Slovakia's Robert Fico explores coalition options after election setback

BRATISLAVA: Leftist Prime Minister Robert Fico on Sunday put out feelers for forming a coalition after Slovakia's elections but admitted the task would be hard after a surge by smaller parties, including the far right, erased his working majority.
After dubbing the outcome of Saturday's vote a "big mishmash" of parties, Fico announced the start of exploratory talks with other mainstream parties about forming a coalition.
But the biggest centrist group said it would reject any teamup with Fico, a populist who campaigned on a fiercely anti-refugee platform.
"Today we begin the first preliminary negotiations" Fico said, vowing to "try to assemble a meaningful and stable government."
"It isn't going to be easy. We'll have to do everything to rule out the likelihood of early elections."
Full official results on Sunday showed Fico's Smer-Social Democrats (Smer-SD) party with 49 seats, down sharply from its comfortable 83-seat majority in the 150-member parliament.
The liberal Freedom and Solidarity SaS came second with 21 seats, followed by the conservative OLANO-NOVA which took 19 seats.
But two far-right nationalist groups made spectacular gains, giving them a potential role in determining the stability and lifespan of the future government.
The Slovak National Party (SNS) made it back into parliament after a four-year absence with 15 seats, while LS-Nase Slovensko (Our Slovakia) led by Marian Kotleba secured 14 seats to enter the assembly for the first time.
Analysts cautioned Fico would struggle to knit together a governing coalition, as a record total of eight parties breached a five-percent threshold to enter parliament.
"Fico will need at least two to three partners to form a coalition and a government," said analyst Abel Ravasz.
"The opposition can only form a government if it can gather six centrist and right parties in an alliance".
Building a coalition "could take weeks, even months", political analyst Samuel Abraham told AFP, adding that for Fico to clinch his third term, he would likely "distance himself" from the far right and woo three or four centrist parties.
SaS leader Richard Sulik on Sunday ruled out a coalition with Fico and signalled his willingness to try to form a government should Fico fail.
"We'll see if Smer-SD is able to form a government.
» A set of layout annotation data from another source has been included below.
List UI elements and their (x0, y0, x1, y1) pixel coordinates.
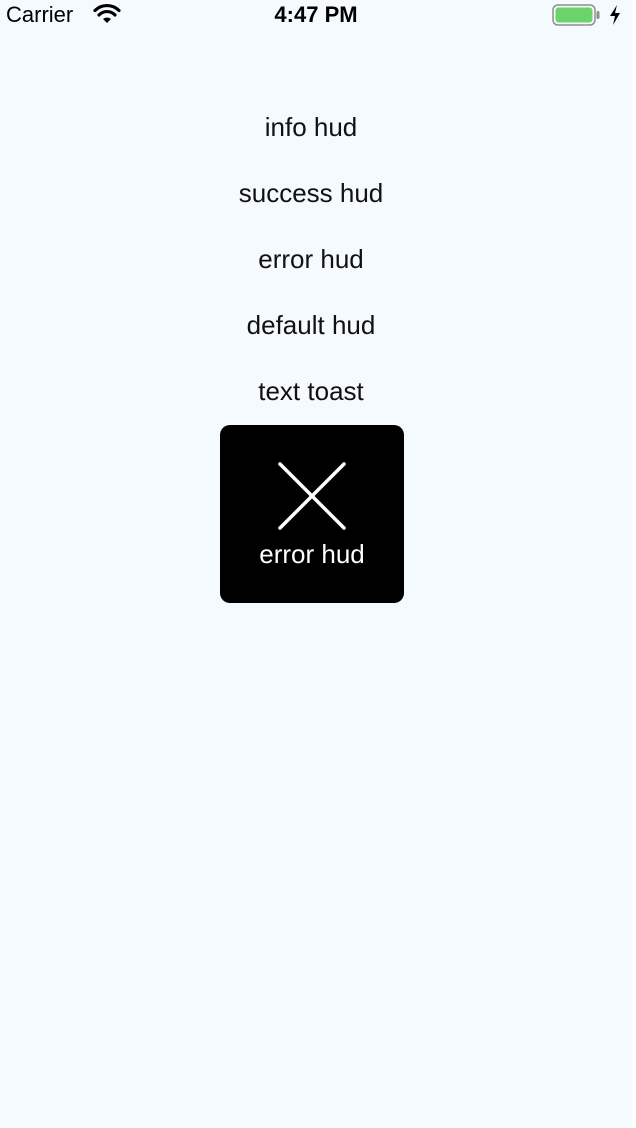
error-hud-overlay: error hud (220, 425, 404, 603)
error-hud-button[interactable]: error hud (0, 243, 622, 275)
charging-bolt-icon (610, 5, 620, 25)
default-hud-button[interactable]: default hud (0, 309, 622, 341)
text-toast-button[interactable]: text toast (0, 375, 622, 407)
hud-label: error hud (259, 539, 365, 569)
app-screen: Carrier 4:47 PM info hud success hud err… (0, 0, 632, 1128)
battery-icon (552, 4, 600, 26)
success-hud-button[interactable]: success hud (0, 177, 622, 209)
status-time: 4:47 PM (274, 2, 358, 27)
info-hud-button[interactable]: info hud (0, 111, 622, 143)
screen-edge (632, 0, 636, 1128)
status-bar: Carrier 4:47 PM (0, 0, 632, 30)
close-icon (278, 462, 346, 530)
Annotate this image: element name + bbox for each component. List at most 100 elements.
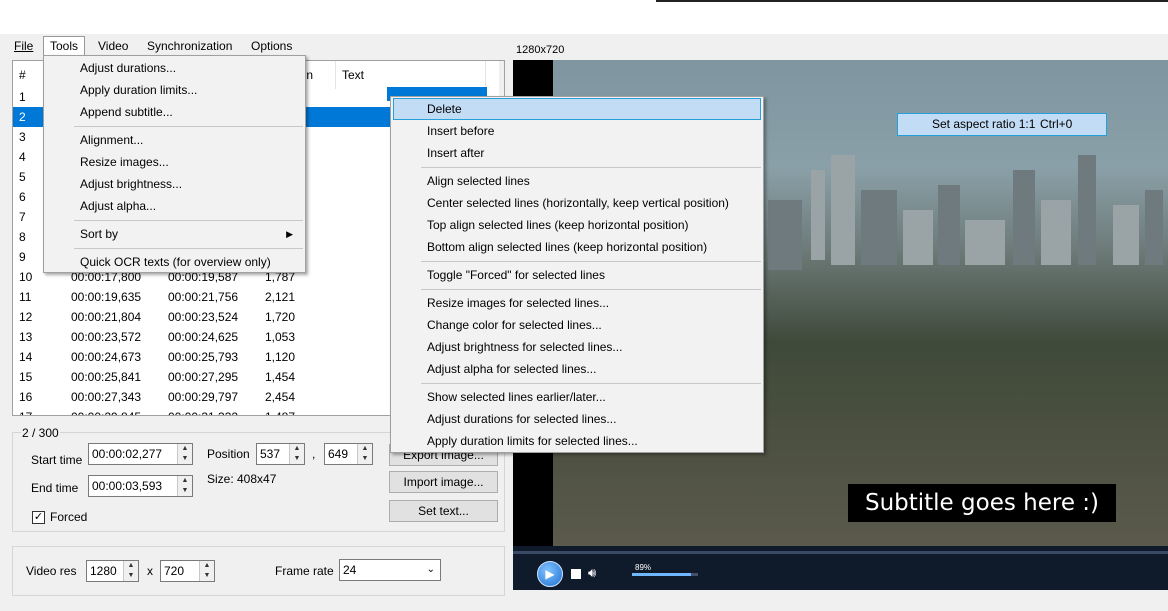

If it is, all is done. If not, it's our turn," Sulik told journalists.
He added: "When it comes to forming the government, we only rule out cooperation with the Smer-SD."
In 2010, Fico scored a hollow victory in elections when a gaggle of liberal centrists and moderate right-wingers teamed up to govern after he won but failed to form a coalition.
The rise of the far right has spurred dismay among mainstream parties and political commentators, as well as soul-searching about the cause of their success.
Slovakia is gearing up to take the helm of the EU from July -- a role that will put the health of its democracy in the world's spotlight.
"It will be a major disaster at the time when the Slovak Republic will preside over the European Union to have fascists in our parliament," Smer-SD MEP Monika Flasikova Benova said.
An anti-fascist protest organised on Facebook for Monday in Bratislava drew nearly 7,000 supporters in a matter of hours after being launched on Sunday.
Abraham described Kotleba as "a neo-Nazi" but attributed the far-right success to the populist talk used by Fico on the campaign trail.
"Fico used nationalist rhetoric regarding migrants and this strengthened the extreme right in Slovakia," he said.
Fico vowed to "never bring even a single Muslim to Slovakia" and filed a lawsuit against an EU-wide plan to redistribute refugees across the bloc.

He starkly warned that "we have reached the point when... Greece is likely to be sacrificed for the sake of Schengen", referring to the 26-nation passport-free travel zone.
His anti-refugee stridency echoes those of other hardliners in the EU's poorer ex-communist east, including Czech President Milos Zeman, Hungarian Premier Viktor Orban and Poland's Jaroslaw Kaczynski.
All have shunned refugees as Europe grapples with its worst migration crisis since World War II.
Analyst Ravasz told AFP that Fico "lost a lot of momentum" as his unwavering anti-refugee drive overshadowed bread-and-butter issues like salary hikes for teachers and medical personnel in the eurozone country of 5.4 million.